One look at the charts suggests that soul music does indeed shine in hard times, and Aloe Blacc’s adaptation of the genre’s tradition with the Hip Hop that defined his early years has already won him some dizzying comparisons: Gil Scott-Heron, Marvin Gaye, Bill Withers and Raphael Saadiq are frequently mentioned in the media. As an album, though, ‘Good Things’ is more experimental than ‘Dollar’ might suggest. ‘Life So Hard’ is all quivering strings, slow-burning funk and gospel harmonies, neatly complimenting Blacc’s stunning, shimmering cover of The Velvet Underground’s ‘Femme Fatale’. Though he now paints broader brushstrokes, Blacc’s not lost the gritty street-smartness of his early material and formative years: ‘Miss Fortune’ has that delicious, tangible swagger behind its reggae-infused groove, whilst ‘Loving You Is Killing Me’ is a contemporary marriage of big beats with even bigger pop melodies. Essentially, ‘I Need A Dollar’ jumps out, but ‘Good Things’ is an album with real resonance, and real ambition.
Lyrically, ‘Good Things’ is the synthesis of Aloe Blacc’s sounds and experiences to date. It is also deeply personal: see the heart-tugging, piano-led balladry of ‘Mama Hold My Hand’ (sample lyric: “Mama used to be strong, but she ain’t now”), or the title track’s celebration of a break-up (“ever since you’ve been gone, it’s been a lot of good things”). On other occasions, it’s plain surprising: the glorious psychedelic album closer -‘Politican (Reprise)’ – wouldn’t feel out of place on ‘Sgt. Pepper’s Lonely Hearts Club Band’. The album as a whole was written and recorded in 2008, as Barack Obama prepared for his Presidency, but also while America was feeling the heat of a deep and worrying economic crisis. Both events significantly impacted Blacc’s intertwining of the personal with the political, a balance that he has sought for years. “It felt like the right discussion to have,’ he says, “because nobody else was doing it. Hip Hop songs were still talking about being rich and on top of the world. The theme of this album is a discourse about capitalism in America. There is a problem with capitalism, in this growing disparity between the rich and the poor. There needs to be a solution, which is why I titled it ‘Good Things’: that would be the solution.”
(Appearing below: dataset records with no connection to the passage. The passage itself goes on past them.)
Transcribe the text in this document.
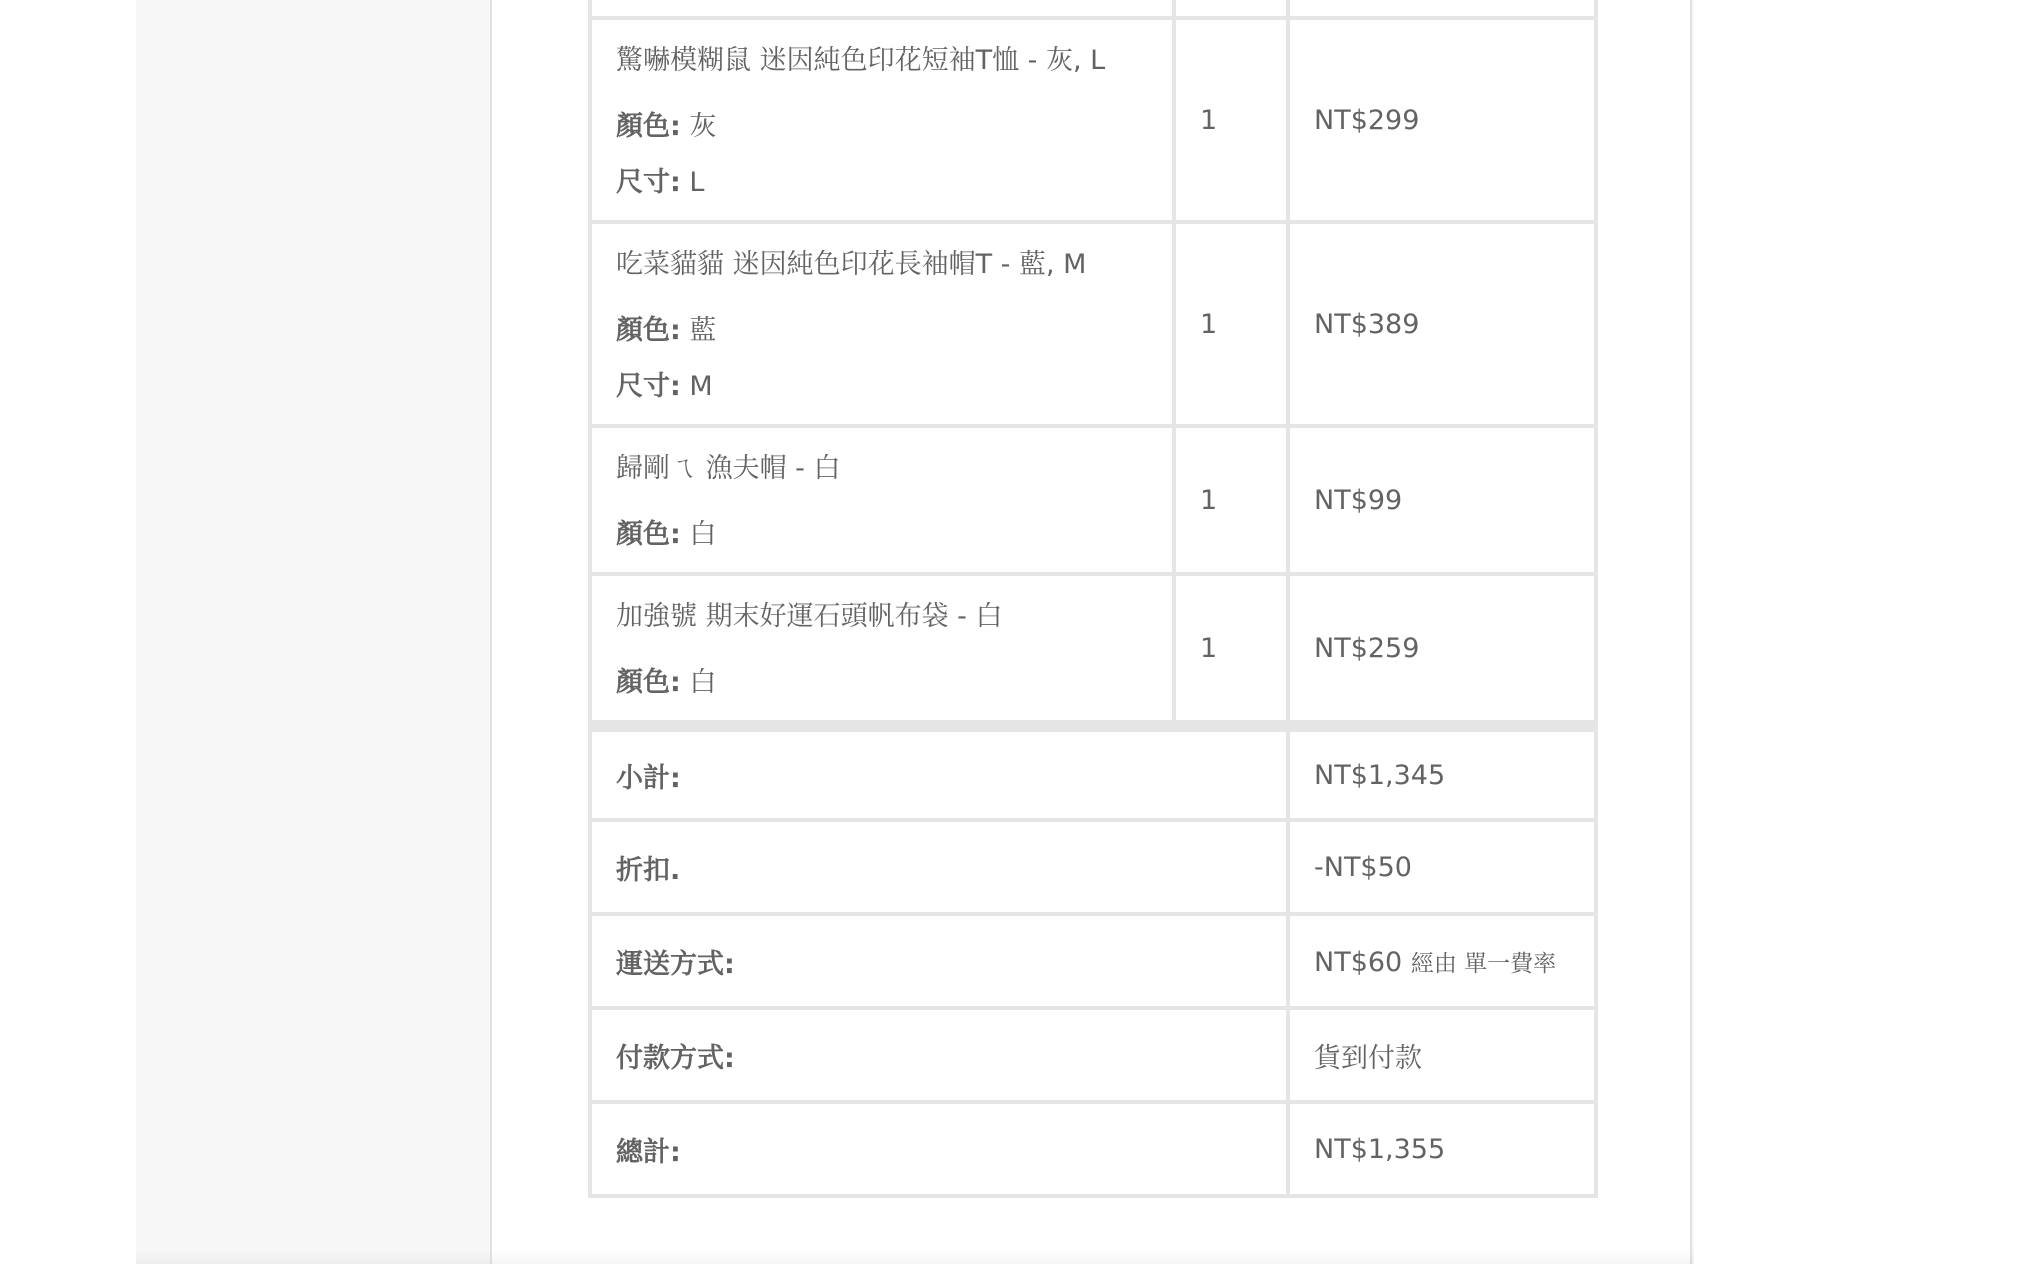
驚嚇模糊鼠 迷因純色印花短袖T恤 - 灰, L

顏色: 灰

尺寸: L	1	NT$299

吃菜貓貓 迷因純色印花長袖帽T - 藍, M

顏色: 藍

尺寸: M	1	NT$389

歸剛ㄟ 漁夫帽 - 白

顏色: 白	1	NT$99

加強號 期末好運石頭帆布袋 - 白

顏色: 白	1	NT$259
小計:		NT$1,345
折扣.		-NT$50
運送方式:		NT$60 經由 單一費率
付款方式:		貨到付款
總計:		NT$1,355
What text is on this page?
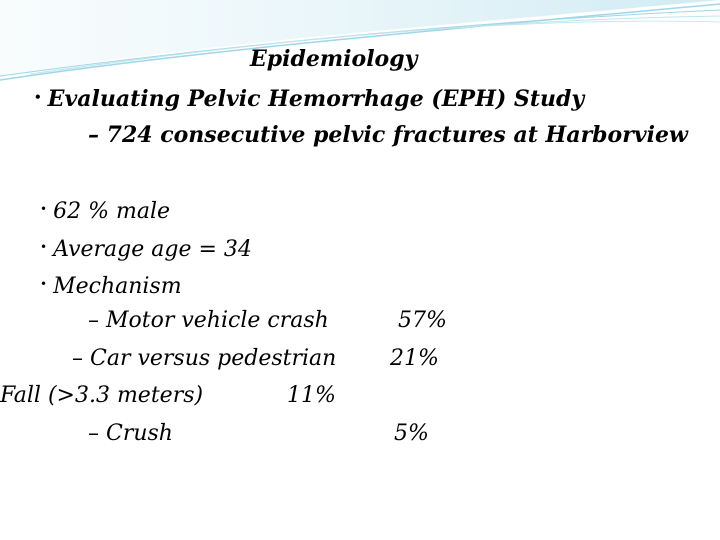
Epidemiology
• Evaluating Pelvic Hemorrhage (EPH) Study
– 724 consecutive pelvic fractures at Harborview
• 62 % male
• Average age = 34
• Mechanism
– Motor vehicle crash	57%
– Car versus pedestrian 21%
Fall (>3.3 meters)	11%
– Crush	5%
Aloe Blacc is a fresh, frank and significant new artist, whose unpredictable life and evident intelligence have fed into his first UK release (Epic Records). And although ‘Good Things’ can, importantly, be enjoyed as just a great record, it does have genuine concerns, and big ideas. “Hopefully, at last,” he says, “people will now listen to me, and I can start to suggest other ideas about what music can sound like. I want to open a door for a lot of good people.” Judging by the quality of his debut album, Good Things surely lie ahead.